“You should’ve told me!”

This summer, I started dating a really nice boy.   He was cute and kind and held doors open for me.   He texted often, even when he was at work, and he called me the morning I left for Haiti to tell me that he was praying for my trip and that he would miss me.  He told me I was beautiful – not pretty or hot; beautiful.  There was an old-school charm about him that I hadn’t seen evidenced in other guys I had dated.  We didn’t go on extravagant dates, because mostly we just enjoyed being together and extravagance would have gotten in the way of the laughing and talking and holding hands.  He wasn’t aggressive or pushy, and he really respected me.  He made an effort to get to know my friends, and they in turn liked him.  He made me smile.

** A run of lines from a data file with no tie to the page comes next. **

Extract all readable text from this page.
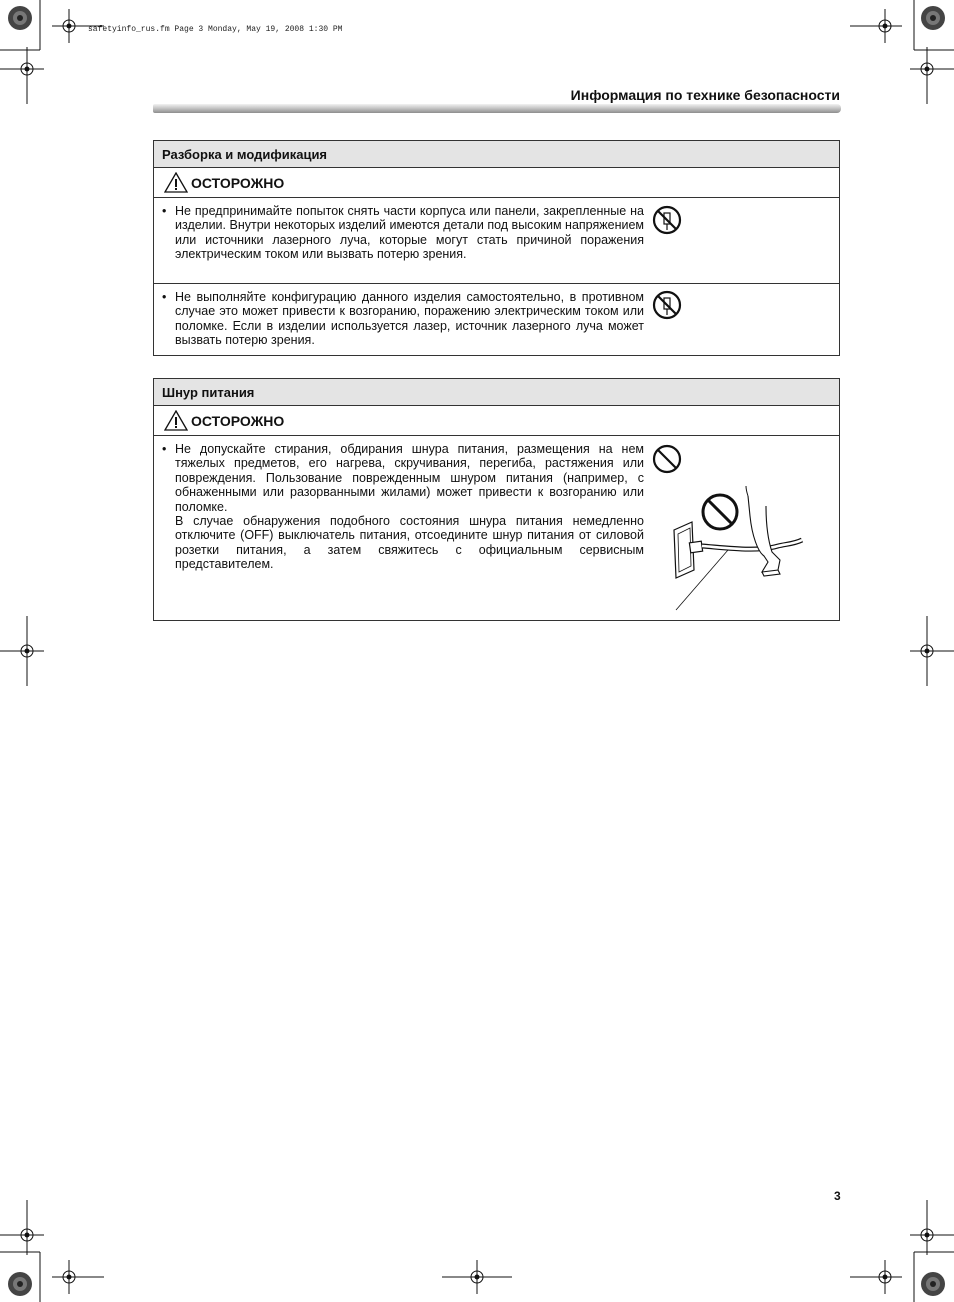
safetyinfo_rus.fm Page 3 Monday, May 19, 2008 1:30 PM
Информация по технике безопасности
Разборка и модификация
ОСТОРОЖНО
• Не предпринимайте попыток снять части корпуса или панели, закрепленные на изделии. Внутри некоторых изделий имеются детали под высоким напряжением или источники лазерного луча, которые могут стать причиной поражения электрическим током или вызвать потерю зрения.

• Не выполняйте конфигурацию данного изделия самостоятельно, в противном случае это может привести к возгоранию, поражению электрическим током или поломке. Если в изделии используется лазер, источник лазерного луча может вызвать потерю зрения.

Шнур питания
ОСТОРОЖНО
• Не допускайте стирания, обдирания шнура питания, размещения на нем тяжелых предметов, его нагрева, скручивания, перегиба, растяжения или повреждения. Пользование поврежденным шнуром питания (например, с обнаженными или разорванными жилами) может привести к возгоранию или поломке.

В случае обнаружения подобного состояния шнура питания немедленно отключите (OFF) выключатель питания, отсоедините шнур питания от силовой розетки питания, а затем свяжитесь с официальным сервисным представителем.

3
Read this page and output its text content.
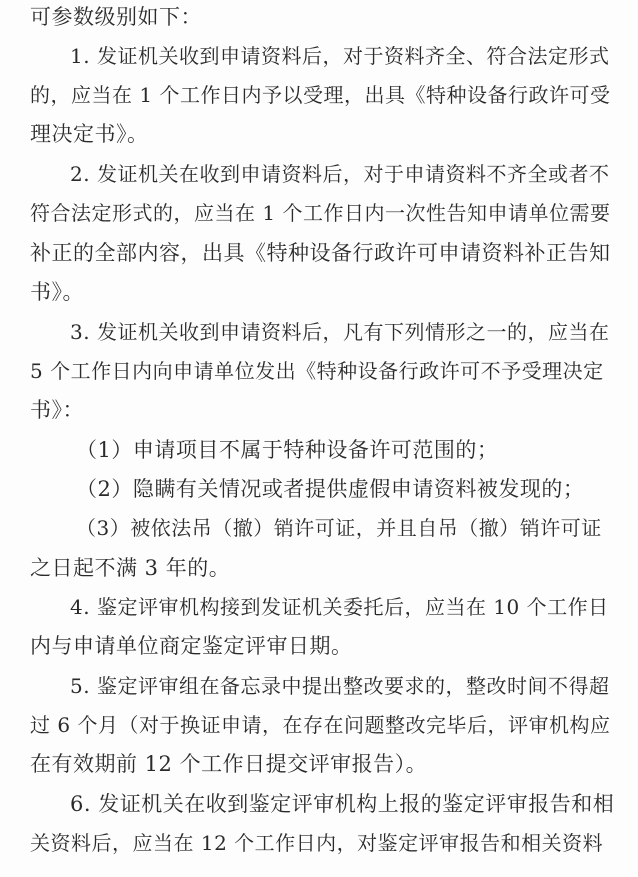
可参数级别如下：
1. 发证机关收到申请资料后，对于资料齐全、符合法定形式
的，应当在 1 个工作日内予以受理，出具《特种设备行政许可受
理决定书》。
2. 发证机关在收到申请资料后，对于申请资料不齐全或者不
符合法定形式的，应当在 1 个工作日内一次性告知申请单位需要
补正的全部内容，出具《特种设备行政许可申请资料补正告知
书》。
3. 发证机关收到申请资料后，凡有下列情形之一的，应当在
5 个工作日内向申请单位发出《特种设备行政许可不予受理决定
书》：
（1）申请项目不属于特种设备许可范围的；
（2）隐瞒有关情况或者提供虚假申请资料被发现的；
（3）被依法吊（撤）销许可证，并且自吊（撤）销许可证
之日起不满 3 年的。
4. 鉴定评审机构接到发证机关委托后，应当在 10 个工作日
内与申请单位商定鉴定评审日期。
5. 鉴定评审组在备忘录中提出整改要求的，整改时间不得超
过 6 个月（对于换证申请，在存在问题整改完毕后，评审机构应
在有效期前 12 个工作日提交评审报告）。
6. 发证机关在收到鉴定评审机构上报的鉴定评审报告和相
关资料后，应当在 12 个工作日内，对鉴定评审报告和相关资料
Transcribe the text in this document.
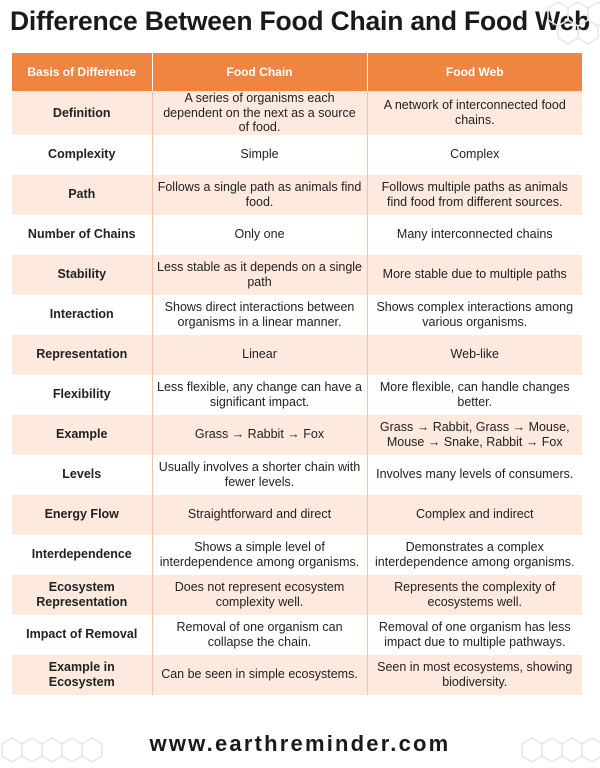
Difference Between Food Chain and Food Web
Basis of Difference	Food Chain	Food Web
Definition	A series of organisms each dependent on the next as a source of food.	A network of interconnected food chains.
Complexity	Simple	Complex
Path	Follows a single path as animals find food.	Follows multiple paths as animals find food from different sources.
Number of Chains	Only one	Many interconnected chains
Stability	Less stable as it depends on a single path	More stable due to multiple paths
Interaction	Shows direct interactions between organisms in a linear manner.	Shows complex interactions among various organisms.
Representation	Linear	Web-like
Flexibility	Less flexible, any change can have a significant impact.	More flexible, can handle changes better.
Example	Grass → Rabbit → Fox	Grass → Rabbit, Grass → Mouse, Mouse → Snake, Rabbit → Fox
Levels	Usually involves a shorter chain with fewer levels.	Involves many levels of consumers.
Energy Flow	Straightforward and direct	Complex and indirect
Interdependence	Shows a simple level of interdependence among organisms.	Demonstrates a complex interdependence among organisms.
Ecosystem Representation	Does not represent ecosystem complexity well.	Represents the complexity of ecosystems well.
Impact of Removal	Removal of one organism can collapse the chain.	Removal of one organism has less impact due to multiple pathways.
Example in Ecosystem	Can be seen in simple ecosystems.	Seen in most ecosystems, showing biodiversity.
www.earthreminder.com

Without a doubt, it was the most fun I’ve ever had dating.


Summer over and with a now autumn chill in the air, the BFF and I sat in her living room last night with the windows open.  We stayed up late, and talked the kind of honest talk that only best friends can have.  It was the kind of talking that required Bibles to be opened and hard questions to be asked, that was affirming and challenging, and that for all of our best friend-ness invited even more realness.

I live for conversations like this.  I live for conversations that are sanctifying.


“You should’ve told me!”

We were talking about the nice boy I dated this summer, about how I’m feeling now that the summer is over and the texts from him have all but stopped now that he’s facing a heavy crisis of his own.  She was talking particularly of the crisis, but I realize now that there’s so much beyond that I should’ve told her.

I wasn’t keeping things from her this summer; I just wasn’t talking.

It’s a repeating pattern for me, especially as it relates to dating, this not talking.  And I don’t talk because at nearly 29 years old, I still fear being “that girl.”  You know the one I’m talking about, the one who falls hopelessly for her current beau and then who falls apart when the relationship does.  The one whose world focus becomes the guy she’s seeing, and who can’t seem to talk about anything else.   The one who thinks only about dating, and who takes to planning a wedding on Pinterest before she’s in a relationship.

“That girl” is trouble, for sure.  But in trying to not be “that girl,” I became another type of girl entirely.

The one who stopped being honest.  And maybe that’s worse.


Honestly, I miss that nice boy from this summer, even though we only dated for a few months.  I like that he called me beautiful, and I like that his hand was always warm when mine was always cold.  I hate that we couldn’t find a way to weather our crises together.  And I still hope we can find a way to make it work.

But honestly, if we never find a way to make it work, if I never get another text, I’m glad for what I’ve been taught. I’m glad that he reminded me that dating should be fun, and that it shouldn’t be extravagant.   I’m more glad, though, that I have had to face some of my fears, that I’ve been challenged to be more honest in my best friendship, that through the dating and the not dating I have been sanctified.

No “should’ve beens” about it.  I have been sanctified.